I promise myself then, the tears that fall as I lay back down are the last ones I’ll ever shed for him.
For any of them.
39
AMBROSE
As far as dungeons go, I suppose I’ve seen worse.
Alcatraz in the ‘30s was practically a wellness retreat after spending the Roaring Twenties in Soviet internment camps. Truly, it added insult to injury, surviving the Bolsheviks in St. Petersburg only to end up in the Gulag while my maker rode the coattails of Gilded Age robber barons, swindling socialites out of their fortunes left and right.
1794. The French Revolution. Mon Dieu, I’d almost managed to forget Robespierre’s incessant moaning and whimpering in de Brionne the night before his execution. If they hadn’t guillotined him the next day, I would have killed him myself to put us both out of our misery.

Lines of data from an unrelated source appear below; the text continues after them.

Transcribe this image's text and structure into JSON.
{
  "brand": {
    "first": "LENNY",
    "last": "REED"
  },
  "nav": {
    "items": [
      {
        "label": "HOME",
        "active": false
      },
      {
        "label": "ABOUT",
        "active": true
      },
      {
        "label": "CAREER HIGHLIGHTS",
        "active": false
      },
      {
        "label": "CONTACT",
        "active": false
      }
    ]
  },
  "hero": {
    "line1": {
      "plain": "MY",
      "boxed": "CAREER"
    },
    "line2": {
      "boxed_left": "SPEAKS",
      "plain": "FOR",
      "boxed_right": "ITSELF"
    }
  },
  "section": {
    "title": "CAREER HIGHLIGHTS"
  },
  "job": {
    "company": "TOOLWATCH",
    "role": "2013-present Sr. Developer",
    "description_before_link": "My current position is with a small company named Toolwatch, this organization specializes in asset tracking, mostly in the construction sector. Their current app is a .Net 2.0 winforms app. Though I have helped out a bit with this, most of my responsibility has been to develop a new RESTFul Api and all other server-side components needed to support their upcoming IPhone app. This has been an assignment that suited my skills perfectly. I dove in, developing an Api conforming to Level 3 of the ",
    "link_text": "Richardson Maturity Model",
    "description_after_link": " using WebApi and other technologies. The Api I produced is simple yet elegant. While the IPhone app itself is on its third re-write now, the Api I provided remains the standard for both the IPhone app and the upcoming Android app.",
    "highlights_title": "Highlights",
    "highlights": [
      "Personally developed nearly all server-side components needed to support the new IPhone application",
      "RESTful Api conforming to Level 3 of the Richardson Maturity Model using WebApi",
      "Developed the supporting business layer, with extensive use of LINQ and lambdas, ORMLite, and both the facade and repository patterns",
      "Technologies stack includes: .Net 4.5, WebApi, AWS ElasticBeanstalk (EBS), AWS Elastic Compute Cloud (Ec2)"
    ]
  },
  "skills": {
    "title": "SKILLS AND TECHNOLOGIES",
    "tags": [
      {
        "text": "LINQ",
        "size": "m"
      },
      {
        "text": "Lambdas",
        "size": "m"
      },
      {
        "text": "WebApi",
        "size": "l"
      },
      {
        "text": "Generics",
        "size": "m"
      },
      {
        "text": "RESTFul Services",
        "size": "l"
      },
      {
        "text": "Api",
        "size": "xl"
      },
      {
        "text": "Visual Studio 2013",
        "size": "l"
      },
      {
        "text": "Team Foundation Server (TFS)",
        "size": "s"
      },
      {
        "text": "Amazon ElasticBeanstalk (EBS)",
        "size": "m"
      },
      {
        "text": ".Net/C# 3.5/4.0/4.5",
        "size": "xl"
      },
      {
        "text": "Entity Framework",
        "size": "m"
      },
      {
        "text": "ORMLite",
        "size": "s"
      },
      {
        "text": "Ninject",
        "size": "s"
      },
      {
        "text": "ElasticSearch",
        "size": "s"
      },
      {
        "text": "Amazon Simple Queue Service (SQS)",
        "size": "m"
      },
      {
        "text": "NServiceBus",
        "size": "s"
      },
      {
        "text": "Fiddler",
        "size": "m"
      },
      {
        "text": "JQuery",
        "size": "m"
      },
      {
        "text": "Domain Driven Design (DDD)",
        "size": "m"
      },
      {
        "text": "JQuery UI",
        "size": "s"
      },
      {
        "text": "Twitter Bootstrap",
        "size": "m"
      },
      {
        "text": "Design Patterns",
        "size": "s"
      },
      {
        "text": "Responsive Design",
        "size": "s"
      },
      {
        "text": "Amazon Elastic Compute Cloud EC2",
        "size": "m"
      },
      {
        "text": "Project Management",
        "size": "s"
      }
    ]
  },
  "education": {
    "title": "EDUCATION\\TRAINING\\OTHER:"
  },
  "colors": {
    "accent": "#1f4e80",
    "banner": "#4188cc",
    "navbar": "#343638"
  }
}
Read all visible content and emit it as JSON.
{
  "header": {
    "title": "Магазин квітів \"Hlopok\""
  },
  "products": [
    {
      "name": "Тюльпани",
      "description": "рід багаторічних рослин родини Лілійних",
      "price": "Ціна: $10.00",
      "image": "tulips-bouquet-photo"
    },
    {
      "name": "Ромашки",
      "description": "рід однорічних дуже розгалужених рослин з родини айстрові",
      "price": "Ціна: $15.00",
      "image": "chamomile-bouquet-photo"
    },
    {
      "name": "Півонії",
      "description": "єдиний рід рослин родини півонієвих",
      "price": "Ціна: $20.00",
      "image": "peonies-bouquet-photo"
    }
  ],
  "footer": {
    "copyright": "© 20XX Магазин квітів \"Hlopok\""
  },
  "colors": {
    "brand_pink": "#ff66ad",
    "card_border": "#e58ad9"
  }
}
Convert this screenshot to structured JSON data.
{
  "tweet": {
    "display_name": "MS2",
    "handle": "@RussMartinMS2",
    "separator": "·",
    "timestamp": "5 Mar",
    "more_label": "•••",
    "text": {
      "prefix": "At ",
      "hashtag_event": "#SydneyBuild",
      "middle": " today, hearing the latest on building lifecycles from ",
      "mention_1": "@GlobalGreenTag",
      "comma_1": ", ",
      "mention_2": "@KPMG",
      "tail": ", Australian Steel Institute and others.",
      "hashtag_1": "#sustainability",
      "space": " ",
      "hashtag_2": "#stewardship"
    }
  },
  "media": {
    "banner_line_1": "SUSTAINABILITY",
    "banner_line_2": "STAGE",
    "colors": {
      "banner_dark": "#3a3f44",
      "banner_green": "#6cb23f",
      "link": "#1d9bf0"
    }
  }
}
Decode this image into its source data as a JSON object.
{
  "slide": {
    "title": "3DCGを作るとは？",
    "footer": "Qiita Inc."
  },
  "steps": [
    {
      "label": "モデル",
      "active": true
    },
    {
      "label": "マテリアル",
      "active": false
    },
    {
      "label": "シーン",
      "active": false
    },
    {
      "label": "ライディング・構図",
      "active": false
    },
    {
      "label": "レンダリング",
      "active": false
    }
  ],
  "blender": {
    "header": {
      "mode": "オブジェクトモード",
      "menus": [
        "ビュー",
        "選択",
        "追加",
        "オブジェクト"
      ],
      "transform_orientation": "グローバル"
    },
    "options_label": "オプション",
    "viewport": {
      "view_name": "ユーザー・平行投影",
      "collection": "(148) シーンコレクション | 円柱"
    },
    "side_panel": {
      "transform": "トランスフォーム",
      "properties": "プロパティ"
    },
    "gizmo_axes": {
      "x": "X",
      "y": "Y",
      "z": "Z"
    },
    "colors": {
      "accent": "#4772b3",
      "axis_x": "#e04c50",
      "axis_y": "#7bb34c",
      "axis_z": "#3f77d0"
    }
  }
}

Before that… the golden cage of Versailles. My breath stutters with longing for that simpler time. Well, perhaps not simple, given the politicking and scheming and manipulations… but the innocence, perhaps, is what I truly miss—of debating the finer philosophical points of justice and governance at the salons until the early hours of the morning. Before Reinette swept her old childhood friend with more money than sense along with her to Versailles. Before my maker?—
No. I refuse to relive that part of my past.
I survived it, that’s all that matters.
And I’ll survive this, too.
I will claw and rip and rend my way to freedom.
Now that he no longer claims me, I’m closer than ever before.
Close enough totaste.
Not like the hot, honeyed lifeblood of a doomed man as it pours down my throat.
More like… the full-bodied, dark berry and Hungarian oak spice of the Cabernet Sauvignon my father would import from Bordeaux. The one we’d drink in his study at our home in Le Marais after my mother and younger siblings retired for the evening, when he’d teach me about our family’s history.
Our legacy.
But then Versailles. And Paris. And St. Petersburg. Coming to America, just in time for the Great Depression. Following the summons of my maker, paying for the profits of his sins with my freedom.
Just like now.
I tug on the chains that tether my enchanted manacles to the stone wall of my prison like I have every day since he ordered me to put them on. That was his last command before he released me from three hundred years of servitude. But where the blood-bond between a vampire and their maker is something sacred, immutable, this magic is fallible. It only takes one mistake, one second, and then I’m free.
It’s only a matter of time.
Until then, I just need to be patient.
Even though I can’t see the sun, my body still knows when another day dies. Later that night, the door at the top of the stairs opens, and my jailor appears in a black pantsuit, looking down at me from outside my cell.
“Ambrose.”
“Hello, Vivica.”
She sits down on the chair just out of reach of my cell and crosses her legs. “Are you ready to be civil?”
“I’m doing well, thank you for asking. A little parched though, have you brought anything to drink? Tea, perhaps? I’m partial to a nice chai, myself.”
She tsks. “I’m disappointed, Ambrose. Armand spoke so highly of you.”